Taking some time in your day to do some quiet reflection and deep breathing can be a really beneficial way to lower your stress levels. Meditation and mindfulness exercises are two ways you can help your body relax by focusing your thoughts and slowing your breathing. You might be wondering if you have time to build these kinds of exercises into your already busy schedule, but the good news is that even a small amount of focused mindfulness can help relax your mind and body. Here are some ways you can incorporate mindful breathing and meditation into your life:
- Go to a yoga class
Yoga and mindfulness go hand in hand, plus you’ll get the added stress-busting bonus of physical activity as well. Many yoga classes encourage participants to let go of thoughts that are bothering and end with a period of stillness and meditation. Focusing on the movement of your body and your breathing, instead of your worries and to do lists, can help you calm your mind and let go of thoughts that are unhelpful.
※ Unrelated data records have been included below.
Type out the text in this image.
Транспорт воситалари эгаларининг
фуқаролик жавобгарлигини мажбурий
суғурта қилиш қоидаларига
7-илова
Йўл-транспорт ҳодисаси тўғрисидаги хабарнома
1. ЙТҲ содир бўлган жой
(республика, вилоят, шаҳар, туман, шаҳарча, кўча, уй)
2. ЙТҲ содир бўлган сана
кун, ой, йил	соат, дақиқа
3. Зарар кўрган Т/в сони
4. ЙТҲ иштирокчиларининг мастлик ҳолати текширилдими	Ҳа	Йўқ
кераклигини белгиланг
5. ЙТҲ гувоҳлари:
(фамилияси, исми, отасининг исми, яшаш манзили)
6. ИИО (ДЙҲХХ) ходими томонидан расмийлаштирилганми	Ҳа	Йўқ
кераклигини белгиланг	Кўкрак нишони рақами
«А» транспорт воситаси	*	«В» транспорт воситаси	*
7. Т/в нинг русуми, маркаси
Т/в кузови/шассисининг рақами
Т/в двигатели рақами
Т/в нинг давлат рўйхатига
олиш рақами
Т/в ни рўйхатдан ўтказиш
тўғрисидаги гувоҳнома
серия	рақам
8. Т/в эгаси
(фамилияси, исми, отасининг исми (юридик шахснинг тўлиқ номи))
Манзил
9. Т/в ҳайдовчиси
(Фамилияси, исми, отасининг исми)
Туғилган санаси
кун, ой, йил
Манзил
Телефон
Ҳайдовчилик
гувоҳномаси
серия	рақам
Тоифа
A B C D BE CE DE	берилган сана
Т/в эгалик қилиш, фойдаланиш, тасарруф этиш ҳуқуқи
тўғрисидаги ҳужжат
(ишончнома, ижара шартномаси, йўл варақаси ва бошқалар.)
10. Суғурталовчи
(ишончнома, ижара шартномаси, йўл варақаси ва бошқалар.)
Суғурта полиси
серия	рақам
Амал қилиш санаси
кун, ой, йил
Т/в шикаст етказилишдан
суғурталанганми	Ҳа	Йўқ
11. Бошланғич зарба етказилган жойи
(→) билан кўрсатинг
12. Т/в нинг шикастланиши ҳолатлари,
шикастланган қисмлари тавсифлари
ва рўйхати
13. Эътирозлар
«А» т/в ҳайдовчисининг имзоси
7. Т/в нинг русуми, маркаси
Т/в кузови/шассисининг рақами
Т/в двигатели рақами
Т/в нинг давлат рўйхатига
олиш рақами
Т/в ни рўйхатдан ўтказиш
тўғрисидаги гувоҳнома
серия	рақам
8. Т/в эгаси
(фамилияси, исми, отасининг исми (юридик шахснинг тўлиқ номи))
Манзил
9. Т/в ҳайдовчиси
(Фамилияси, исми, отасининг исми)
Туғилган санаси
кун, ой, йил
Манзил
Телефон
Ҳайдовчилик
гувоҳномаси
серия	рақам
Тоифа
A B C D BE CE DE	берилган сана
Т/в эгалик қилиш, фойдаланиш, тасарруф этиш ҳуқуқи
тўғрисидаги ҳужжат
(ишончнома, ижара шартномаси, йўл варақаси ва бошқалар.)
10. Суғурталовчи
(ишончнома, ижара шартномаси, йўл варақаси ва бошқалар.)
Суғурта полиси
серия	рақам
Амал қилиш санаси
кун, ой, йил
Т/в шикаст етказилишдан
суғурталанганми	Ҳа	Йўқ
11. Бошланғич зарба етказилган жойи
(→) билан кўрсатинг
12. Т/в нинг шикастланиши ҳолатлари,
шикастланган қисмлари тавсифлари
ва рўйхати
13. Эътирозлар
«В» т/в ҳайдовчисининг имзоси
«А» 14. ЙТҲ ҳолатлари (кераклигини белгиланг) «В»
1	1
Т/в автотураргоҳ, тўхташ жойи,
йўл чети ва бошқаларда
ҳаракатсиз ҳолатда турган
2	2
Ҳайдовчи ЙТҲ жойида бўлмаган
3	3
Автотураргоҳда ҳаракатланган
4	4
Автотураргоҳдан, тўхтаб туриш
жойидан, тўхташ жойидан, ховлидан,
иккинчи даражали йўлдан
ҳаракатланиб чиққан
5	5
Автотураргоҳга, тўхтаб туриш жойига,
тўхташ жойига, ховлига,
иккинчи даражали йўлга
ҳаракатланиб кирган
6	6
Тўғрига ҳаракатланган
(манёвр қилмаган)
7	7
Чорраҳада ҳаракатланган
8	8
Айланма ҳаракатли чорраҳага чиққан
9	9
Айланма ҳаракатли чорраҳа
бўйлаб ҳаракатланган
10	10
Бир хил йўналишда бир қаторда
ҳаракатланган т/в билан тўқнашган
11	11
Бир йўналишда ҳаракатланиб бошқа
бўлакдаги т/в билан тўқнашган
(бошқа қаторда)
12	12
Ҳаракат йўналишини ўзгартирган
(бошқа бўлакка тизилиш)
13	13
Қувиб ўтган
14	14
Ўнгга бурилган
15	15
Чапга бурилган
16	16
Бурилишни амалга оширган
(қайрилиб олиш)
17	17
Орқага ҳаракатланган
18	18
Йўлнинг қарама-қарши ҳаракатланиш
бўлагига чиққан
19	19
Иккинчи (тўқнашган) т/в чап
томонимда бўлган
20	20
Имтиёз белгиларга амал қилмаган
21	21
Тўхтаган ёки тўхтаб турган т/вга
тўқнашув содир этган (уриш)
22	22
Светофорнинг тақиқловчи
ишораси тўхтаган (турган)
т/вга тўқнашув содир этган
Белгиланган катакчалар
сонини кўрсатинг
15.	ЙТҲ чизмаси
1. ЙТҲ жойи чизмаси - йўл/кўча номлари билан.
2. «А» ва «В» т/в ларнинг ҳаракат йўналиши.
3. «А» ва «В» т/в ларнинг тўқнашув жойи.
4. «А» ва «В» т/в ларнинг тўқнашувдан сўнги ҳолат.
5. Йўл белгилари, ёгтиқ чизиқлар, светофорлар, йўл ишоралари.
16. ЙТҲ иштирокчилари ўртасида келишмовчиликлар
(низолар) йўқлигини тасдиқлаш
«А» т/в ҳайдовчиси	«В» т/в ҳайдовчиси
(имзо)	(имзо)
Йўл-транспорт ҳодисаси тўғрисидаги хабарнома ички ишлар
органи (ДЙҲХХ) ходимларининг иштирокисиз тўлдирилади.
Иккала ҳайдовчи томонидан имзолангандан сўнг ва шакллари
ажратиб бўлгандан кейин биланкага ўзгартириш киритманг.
There is at least one yoga class a day between Monday and Saturday in the Athletics shoetag fitness schedule.
- Listen to a guided meditation or relaxation track on YouTube
There are lots of meditation and relaxation exercises out there on YouTube. Most are five to ten minutes and can be used to slow your breathing and relax your body and mind. Because they are so short, you could build them into your routine by listening to one when you wake up in the morning and another before you go to bed at night. You could try a guided imagery exercise, a mindful breathing exercise, a 5,4,3,2,1 exercise, or a cognitive defusion exercise from one of our workshops and seminars. Or find some others from the vast variety out there online, but make sure to choose one that really speaks to you.
- Use a meditation app
Again, this is something you can do with relatively little time on a daily basis to help slow your thoughts and keep your mood balanced. There are lots of apps out there. Some of our favourites are the Stop, Breathe, and Think app, the Calm app, and the Headspace app. Stop, Breathe, and Think lets you pick what you are feeling and then helps you pick a meditation that fits your mood and emotions. Calm includes a variety of meditations for different situations and also includes bedtime stories in case you are having trouble getting to sleep. Headspace takes you through a multi-day program to help you learn the basics of meditating and build meditation into your daily habits.
The thing with mindfulness and meditation is that the more you do it the better you get. It only takes five minutes to do an exercise through an app the next time you feel stressed, anxious, trapped, or sad, and it can leave you feeling much better. When you then do that five minutes every day, it can help you build up your tolerance for stress. Gradually you’ll start to be less susceptible to the effects of stress and be able to bounce back from stressful situations more easily.